Para 37,77% e 57,77% das urnas apuradas, a simulação retornou, respectivamente, 61% e 78% de resultados dentro do intervalo especificado. Ou seja, a probabilidade de que os resultados já fossem próximos do real com 37,77% e 57,77% das urnas apuradas já é significativamente maior.

Não estamos, portanto, falando de um fenômeno estatístico a lá Mega-Sena. Existe uma probabilidade material, ainda que baixa, de que tenha acontecido exatamente isso: os primeiros números apontando o resultado final.

Sendo assim, mesmo tendo sido um fenômeno que chamou a atenção, o fato de não ter havido alteração nos números ao longo da apuração não é, em si, prova de nada. Na verdade, pode ser explicado por uma certa homogeneidade da votação na cidade, homogeneidade muito maior do que em eleições passadas.

O papelão que o TSE protagonizou ontem infelizmente dá margem a teorias da conspiração. Esta da “não mudança” na apuração da cidade de São Paulo é apenas mais um motivo de desconfiança, gerado pelo contexto de incompetência do árbitro das eleições. Podiam passar sem essa.

Quem paga?

Esta funcionária, que traduz para libras as falas de Bolsonaro, é paga com dinheiro do fundo eleitoral? Ou é uma funcionária do Palácio do Planalto?

Por que essa questão é importante? Simples: a única fonte oficial de recursos públicos (nossos impostos) para as campanhas eleitorais é o fundo eleitoral. Caso essa funcionária esteja sendo paga pelo fundo eleitoral de algum partido, tudo bem.

Caso contrário, temos a utilização da máquina governamental para o apoio a alguns candidatos. Entendo que se trata de abuso de poder político, passível de cassação das candidaturas ou, se eleitas, de seus mandatos.

Quem quiser que acredite na conversão

É comovente a campanha da imprensa para embrulhar Guilherme Boulos para presente.
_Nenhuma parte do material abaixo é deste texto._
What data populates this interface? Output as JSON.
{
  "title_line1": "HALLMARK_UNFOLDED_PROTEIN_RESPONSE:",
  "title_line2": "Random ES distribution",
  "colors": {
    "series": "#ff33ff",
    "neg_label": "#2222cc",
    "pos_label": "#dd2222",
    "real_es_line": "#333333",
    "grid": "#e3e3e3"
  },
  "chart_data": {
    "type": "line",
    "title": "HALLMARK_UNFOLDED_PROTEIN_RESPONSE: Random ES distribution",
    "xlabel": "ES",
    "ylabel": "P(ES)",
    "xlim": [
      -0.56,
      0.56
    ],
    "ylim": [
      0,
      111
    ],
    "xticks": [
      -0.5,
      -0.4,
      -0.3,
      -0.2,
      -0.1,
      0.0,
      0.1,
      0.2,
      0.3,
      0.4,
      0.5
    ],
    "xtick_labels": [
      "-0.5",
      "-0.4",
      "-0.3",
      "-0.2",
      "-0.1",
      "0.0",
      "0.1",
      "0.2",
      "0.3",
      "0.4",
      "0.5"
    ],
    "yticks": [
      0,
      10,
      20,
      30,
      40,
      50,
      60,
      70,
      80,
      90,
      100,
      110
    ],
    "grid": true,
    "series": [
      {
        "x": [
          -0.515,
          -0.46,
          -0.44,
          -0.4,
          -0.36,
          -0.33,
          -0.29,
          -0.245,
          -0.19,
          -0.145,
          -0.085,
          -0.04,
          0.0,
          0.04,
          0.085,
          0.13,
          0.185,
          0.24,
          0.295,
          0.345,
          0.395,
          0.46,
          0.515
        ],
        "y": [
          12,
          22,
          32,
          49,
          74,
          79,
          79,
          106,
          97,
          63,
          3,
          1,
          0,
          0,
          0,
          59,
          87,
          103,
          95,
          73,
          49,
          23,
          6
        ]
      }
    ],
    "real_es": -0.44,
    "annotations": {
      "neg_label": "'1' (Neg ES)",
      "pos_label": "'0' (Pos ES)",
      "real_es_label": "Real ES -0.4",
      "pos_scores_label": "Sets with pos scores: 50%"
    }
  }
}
A reportagem do Valor, maior jornal de economia e finanças do país, é o último exemplo.

Boulos está sendo vendido como um “moderado”. Seria uma espécie de Haddad, mas sem o defeito de ser petista. Ele só quer a igualdade, o que seria bom para a economia capitalista. Fiquei tocado com essa preocupação com os capitalistas.

O “diálogo com o setor privado” é inevitável, como se a concessão de conversar com quem produz tivesse o condão de apagar tudo o que Boulos fez no passado. Boulos, “em outro sinal de moderação” (?!?) também prometeu não acabar logo em janeiro com a terceirização de serviços da prefeitura. Será em fevereiro então? Pelo menos deixou claro que é contra toda e qualquer privatização. Moderação tem limite, não é mesmo?

A tal “fama de invasor de casa” seria injusta. Bem, Boulos lidera um movimento que tem como objetivo tomar posse de propriedades alheias para dar-lhes um uso “social”. Na onda de edulcoração da realidade, isso se transformou em “fama ruim”, não seria nada disso, Boulos é um moderado.

A presença de Boulos na Associação Comercial lembra Haddad e Manoela na missa. Foi lá, ajoelhou-se, comungou. Quem quiser que acredite na conversão.